Mrz 262020
 

Bei Cross Cult sind jüngst zwei tolle Science-Fiction-Comics erschienen, der eine für sich stehend, der andere der Abschluss einer Reihe.

ALIENS: DEAD ORBIT (15,– Euro) wurde von James Stokoe geschrieben und gezeichnet. Eigentlich wollte er sich actiontechnisch am zweiten Film orientieren, ist dann jedoch mehr in die Richtung des klaustrophobischen Horrors des Originals gegangen. Er erzählt von der Besatzung einer Station im Orbit um den Gasriesen Pylos. Ein Frachter steuert auf sie zu, man inspiziert diesen und findet Crewmitglieder im Hyperschlaf. Man nimmt sie mit zur Station, doch damit beginnt der Horror. Stokoe hat einen beeindruckenden Comic abgeliefert, der nach den beiden ersten Filmen zum Besten gehört, was zu diesem Thema publiziert wurde.

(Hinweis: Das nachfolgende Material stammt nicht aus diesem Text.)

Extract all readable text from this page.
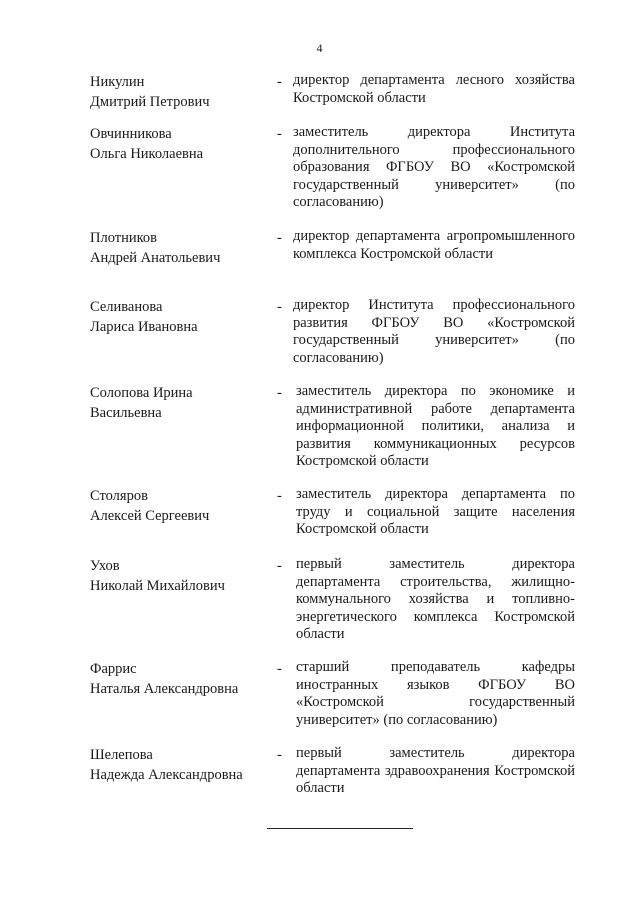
4
Никулин
Дмитрий Петрович
- директор департамента лесного хозяйства Костромской области
Овчинникова
Ольга Николаевна
- заместитель директора Института дополнительного профессионального образования ФГБОУ ВО «Костромской государственный университет» (по согласованию)
Плотников
Андрей Анатольевич
- директор департамента агропромышленного комплекса Костромской области
Селиванова
Лариса Ивановна
- директор Института профессионального развития ФГБОУ ВО «Костромской государственный университет» (по согласованию)
Солопова Ирина
Васильевна
- заместитель директора по экономике и административной работе департамента информационной политики, анализа и развития коммуникационных ресурсов Костромской области
Столяров
Алексей Сергеевич
- заместитель директора департамента по труду и социальной защите населения Костромской области
Ухов
Николай Михайлович
- первый заместитель директора департамента строительства, жилищно-коммунального хозяйства и топливно-энергетического комплекса Костромской области
Фаррис
Наталья Александровна
- старший преподаватель кафедры иностранных языков ФГБОУ ВО «Костромской государственный университет» (по согласованию)
Шелепова
Надежда Александровна
- первый заместитель директора департамента здравоохранения Костромской области
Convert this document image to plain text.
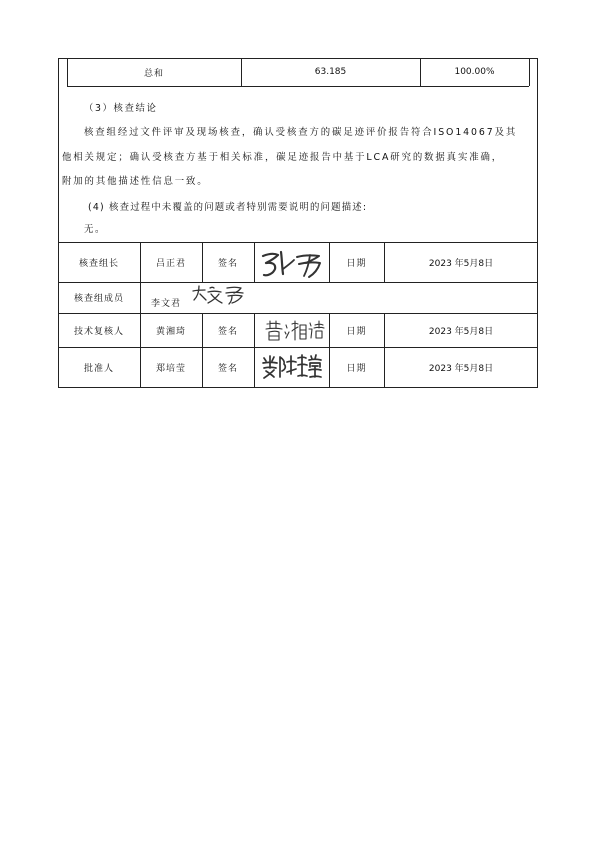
总和	63.185	100.00%
（3）核查结论
核查组经过文件评审及现场核查，确认受核查方的碳足迹评价报告符合ISO14067及其
他相关规定；确认受核查方基于相关标准，碳足迹报告中基于LCA研究的数据真实准确，
附加的其他描述性信息一致。
(4) 核查过程中未覆盖的问题或者特别需要说明的问题描述:
无。
核查组长	吕正君	签名	日期	2023 年5月8日
核查组成员	李文君
技术复核人	黄湘琦	签名	日期	2023 年5月8日
批准人	郑培莹	签名	日期	2023 年5月8日
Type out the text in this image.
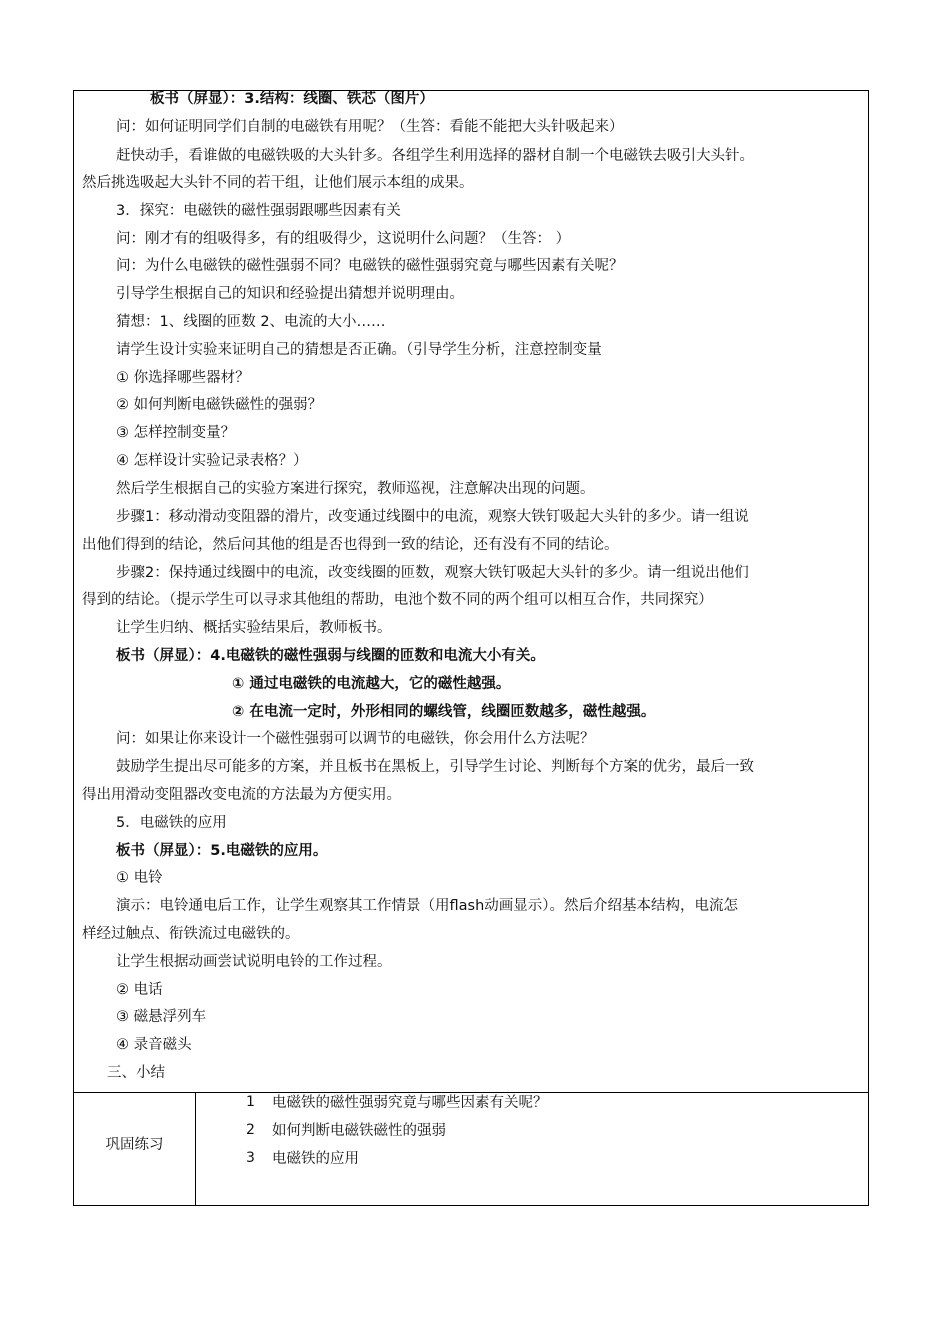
板书（屏显）：3.结构：线圈、铁芯（图片）
问：如何证明同学们自制的电磁铁有用呢？（生答：看能不能把大头针吸起来）
赶快动手，看谁做的电磁铁吸的大头针多。各组学生利用选择的器材自制一个电磁铁去吸引大头针。
然后挑选吸起大头针不同的若干组，让他们展示本组的成果。
3．探究：电磁铁的磁性强弱跟哪些因素有关
问：刚才有的组吸得多，有的组吸得少，这说明什么问题？（生答： ）
问：为什么电磁铁的磁性强弱不同？电磁铁的磁性强弱究竟与哪些因素有关呢？
引导学生根据自己的知识和经验提出猜想并说明理由。
猜想：1、线圈的匝数 2、电流的大小……
请学生设计实验来证明自己的猜想是否正确。（引导学生分析，注意控制变量
① 你选择哪些器材？
② 如何判断电磁铁磁性的强弱？
③ 怎样控制变量？
④ 怎样设计实验记录表格？）
然后学生根据自己的实验方案进行探究，教师巡视，注意解决出现的问题。
步骤1：移动滑动变阻器的滑片，改变通过线圈中的电流，观察大铁钉吸起大头针的多少。请一组说
出他们得到的结论，然后问其他的组是否也得到一致的结论，还有没有不同的结论。
步骤2：保持通过线圈中的电流，改变线圈的匝数，观察大铁钉吸起大头针的多少。请一组说出他们
得到的结论。（提示学生可以寻求其他组的帮助，电池个数不同的两个组可以相互合作，共同探究）
让学生归纳、概括实验结果后，教师板书。
板书（屏显）：4.电磁铁的磁性强弱与线圈的匝数和电流大小有关。
① 通过电磁铁的电流越大，它的磁性越强。
② 在电流一定时，外形相同的螺线管，线圈匝数越多，磁性越强。
问：如果让你来设计一个磁性强弱可以调节的电磁铁，你会用什么方法呢？
鼓励学生提出尽可能多的方案，并且板书在黑板上，引导学生讨论、判断每个方案的优劣，最后一致
得出用滑动变阻器改变电流的方法最为方便实用。
5．电磁铁的应用
板书（屏显）：5.电磁铁的应用。
① 电铃
演示：电铃通电后工作，让学生观察其工作情景（用flash动画显示）。然后介绍基本结构，电流怎
样经过触点、衔铁流过电磁铁的。
让学生根据动画尝试说明电铃的工作过程。
② 电话
③ 磁悬浮列车
④ 录音磁头
三、小结
巩固练习
1 电磁铁的磁性强弱究竟与哪些因素有关呢？
2 如何判断电磁铁磁性的强弱
3 电磁铁的应用
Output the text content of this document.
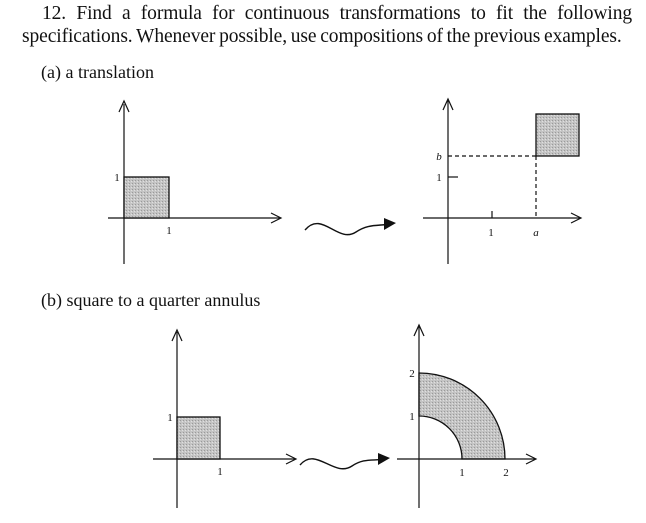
12. Find a formula for continuous transformations to fit the following
specifications. Whenever possible, use compositions of the previous examples.
(a) a translation
(b) square to a quarter annulus
1
1
1	a
1
b
1
1
1	2
1
2
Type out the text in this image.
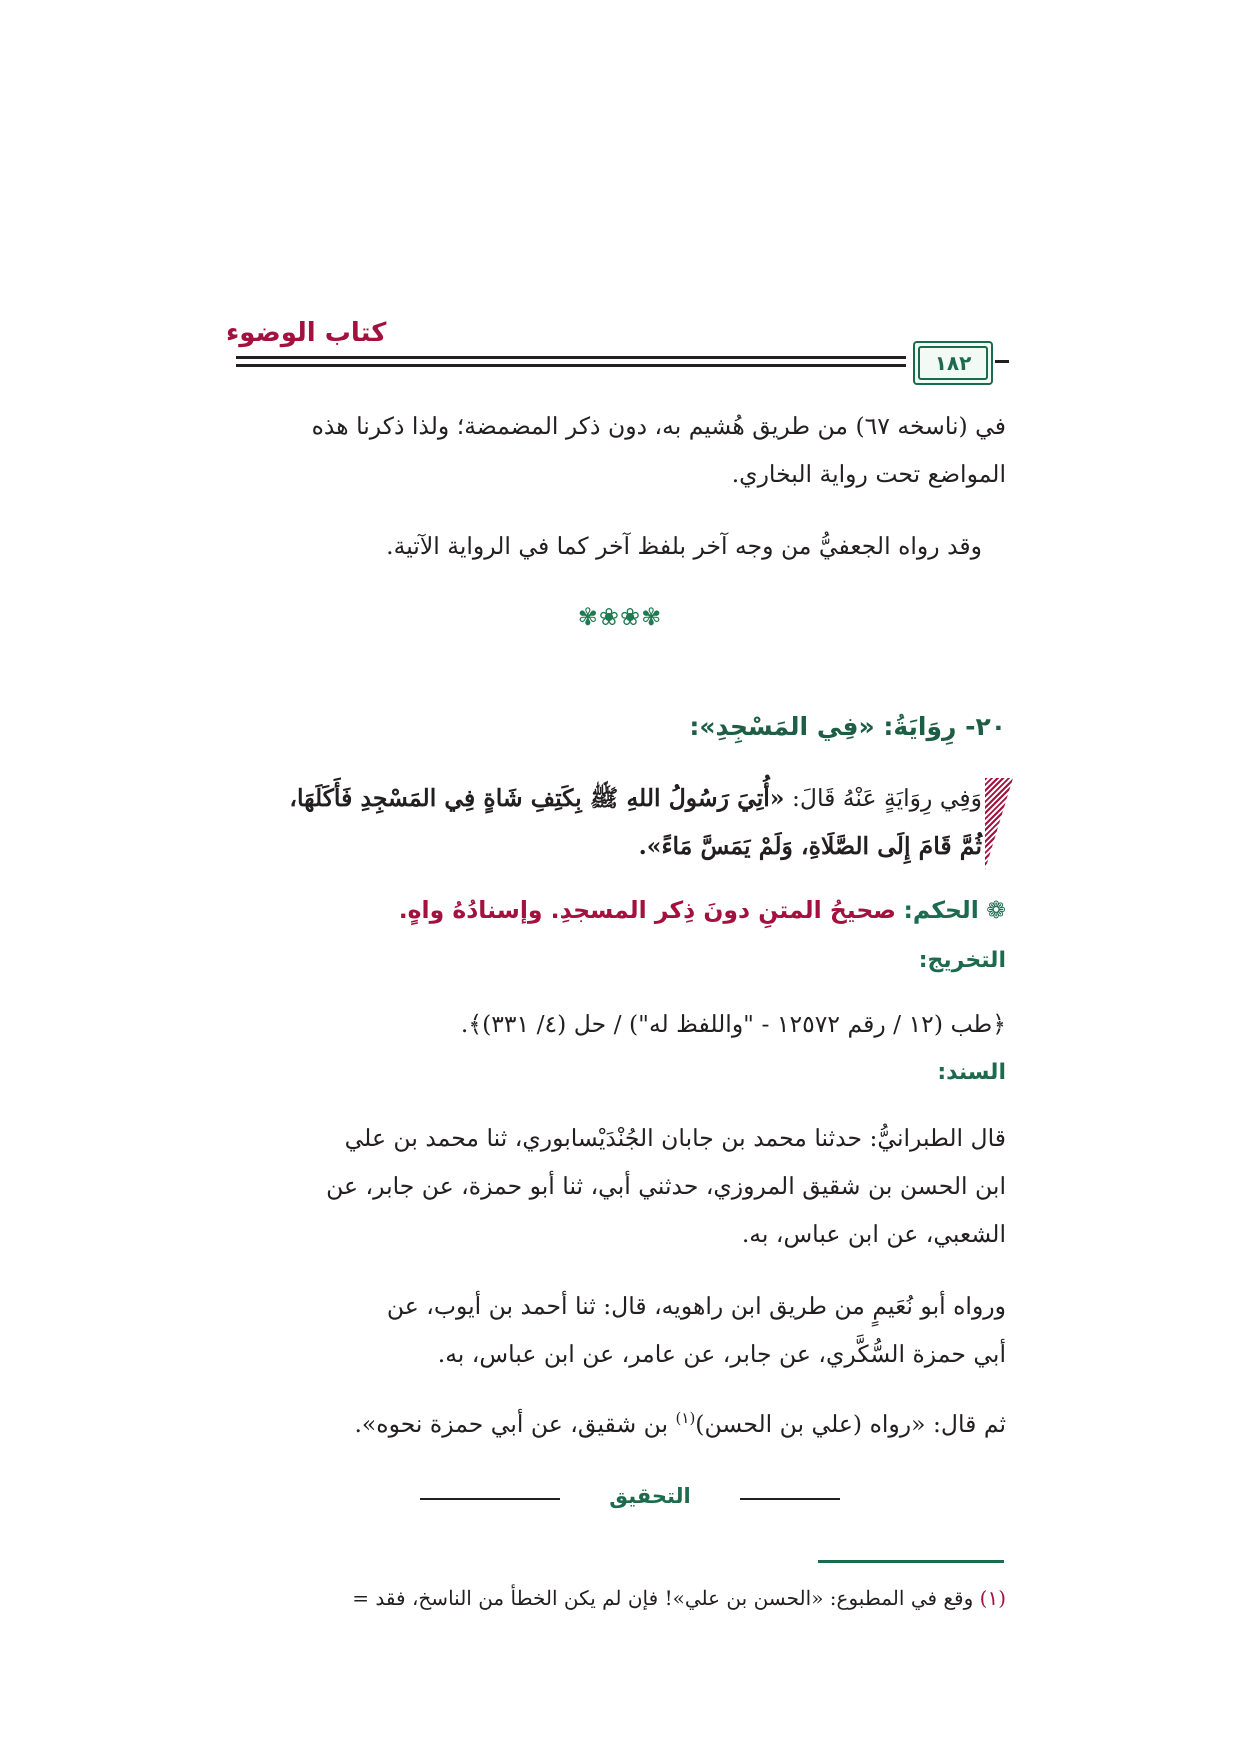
كتاب الوضوء
١٨٢
في (ناسخه ٦٧) من طريق هُشيم به، دون ذكر المضمضة؛ ولذا ذكرنا هذه
المواضع تحت رواية البخاري.
وقد رواه الجعفيُّ من وجه آخر بلفظ آخر كما في الرواية الآتية.
✾❀❀✾
٢٠- رِوَايَةُ: «فِي المَسْجِدِ»:
وَفِي رِوَايَةٍ عَنْهُ قَالَ: «أُتِيَ رَسُولُ اللهِ ﷺ بِكَتِفِ شَاةٍ فِي المَسْجِدِ فَأَكَلَهَا،
ثُمَّ قَامَ إِلَى الصَّلَاةِ، وَلَمْ يَمَسَّ مَاءً».
❁ الحكم: صحيحُ المتنِ دونَ ذِكر المسجدِ. وإسنادُهُ واهٍ.
التخريج:
﴿طب (١٢ / رقم ١٢٥٧٢ - "واللفظ له") / حل (٤/ ٣٣١)﴾.
السند:
قال الطبرانيُّ: حدثنا محمد بن جابان الجُنْدَيْسابوري، ثنا محمد بن علي
ابن الحسن بن شقيق المروزي، حدثني أبي، ثنا أبو حمزة، عن جابر، عن
الشعبي، عن ابن عباس، به.
ورواه أبو نُعَيمٍ من طريق ابن راهويه، قال: ثنا أحمد بن أيوب، عن
أبي حمزة السُّكَّري، عن جابر، عن عامر، عن ابن عباس، به.
ثم قال: «رواه (علي بن الحسن)$^{(١)}$ بن شقيق، عن أبي حمزة نحوه».
التحقيق
(١) وقع في المطبوع: «الحسن بن علي»! فإن لم يكن الخطأ من الناسخ، فقد =
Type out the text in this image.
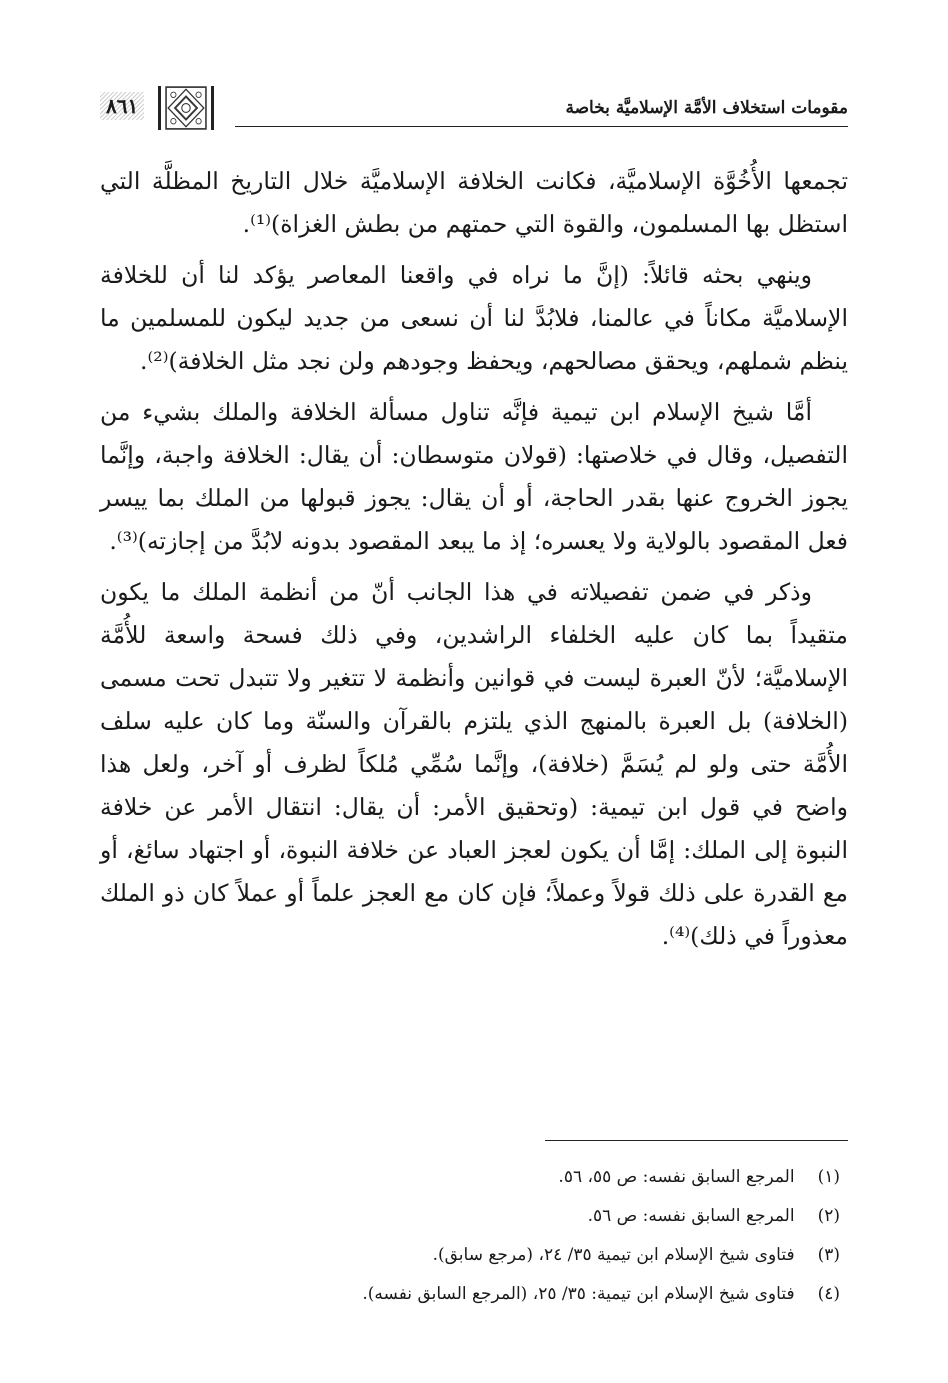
مقومات استخلاف الأمَّة الإسلاميَّة بخاصة
٨٦١

تجمعها الأُخُوَّة الإسلاميَّة، فكانت الخلافة الإسلاميَّة خلال التاريخ المظلَّة التي استظل بها المسلمون، والقوة التي حمتهم من بطش الغزاة)⁽¹⁾.

وينهي بحثه قائلاً: (إنَّ ما نراه في واقعنا المعاصر يؤكد لنا أن للخلافة الإسلاميَّة مكاناً في عالمنا، فلابُدَّ لنا أن نسعى من جديد ليكون للمسلمين ما ينظم شملهم، ويحقق مصالحهم، ويحفظ وجودهم ولن نجد مثل الخلافة)⁽²⁾.

أمَّا شيخ الإسلام ابن تيمية فإنَّه تناول مسألة الخلافة والملك بشيء من التفصيل، وقال في خلاصتها: (قولان متوسطان: أن يقال: الخلافة واجبة، وإنَّما يجوز الخروج عنها بقدر الحاجة، أو أن يقال: يجوز قبولها من الملك بما ييسر فعل المقصود بالولاية ولا يعسره؛ إذ ما يبعد المقصود بدونه لابُدَّ من إجازته)⁽³⁾.

وذكر في ضمن تفصيلاته في هذا الجانب أنّ من أنظمة الملك ما يكون متقيداً بما كان عليه الخلفاء الراشدين، وفي ذلك فسحة واسعة للأُمَّة الإسلاميَّة؛ لأنّ العبرة ليست في قوانين وأنظمة لا تتغير ولا تتبدل تحت مسمى (الخلافة) بل العبرة بالمنهج الذي يلتزم بالقرآن والسنّة وما كان عليه سلف الأُمَّة حتى ولو لم يُسَمَّ (خلافة)، وإنَّما سُمِّي مُلكاً لظرف أو آخر، ولعل هذا واضح في قول ابن تيمية: (وتحقيق الأمر: أن يقال: انتقال الأمر عن خلافة النبوة إلى الملك: إمَّا أن يكون لعجز العباد عن خلافة النبوة، أو اجتهاد سائغ، أو مع القدرة على ذلك قولاً وعملاً؛ فإن كان مع العجز علماً أو عملاً كان ذو الملك معذوراً في ذلك)⁽⁴⁾.

(١) المرجع السابق نفسه: ص ٥٥، ٥٦.
(٢) المرجع السابق نفسه: ص ٥٦.
(٣) فتاوى شيخ الإسلام ابن تيمية ٣٥/ ٢٤، (مرجع سابق).
(٤) فتاوى شيخ الإسلام ابن تيمية: ٣٥/ ٢٥، (المرجع السابق نفسه).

Seine Zeichnungen sind sehr detailliert, seine Erzählweise eindringlich und die Szenen, als die Chestburster sich ihren Weg freibrechen, sind in ihrer Kompromisslosigkeit und Vehemenz sogar noch intensiver als die Szene mit John Hurt im Originalfilm. Als Bonus gibt es noch einige Seiten, mit denen Stokoe sein Projekt dem US-Verlag Dark Horse vorgestellt hat.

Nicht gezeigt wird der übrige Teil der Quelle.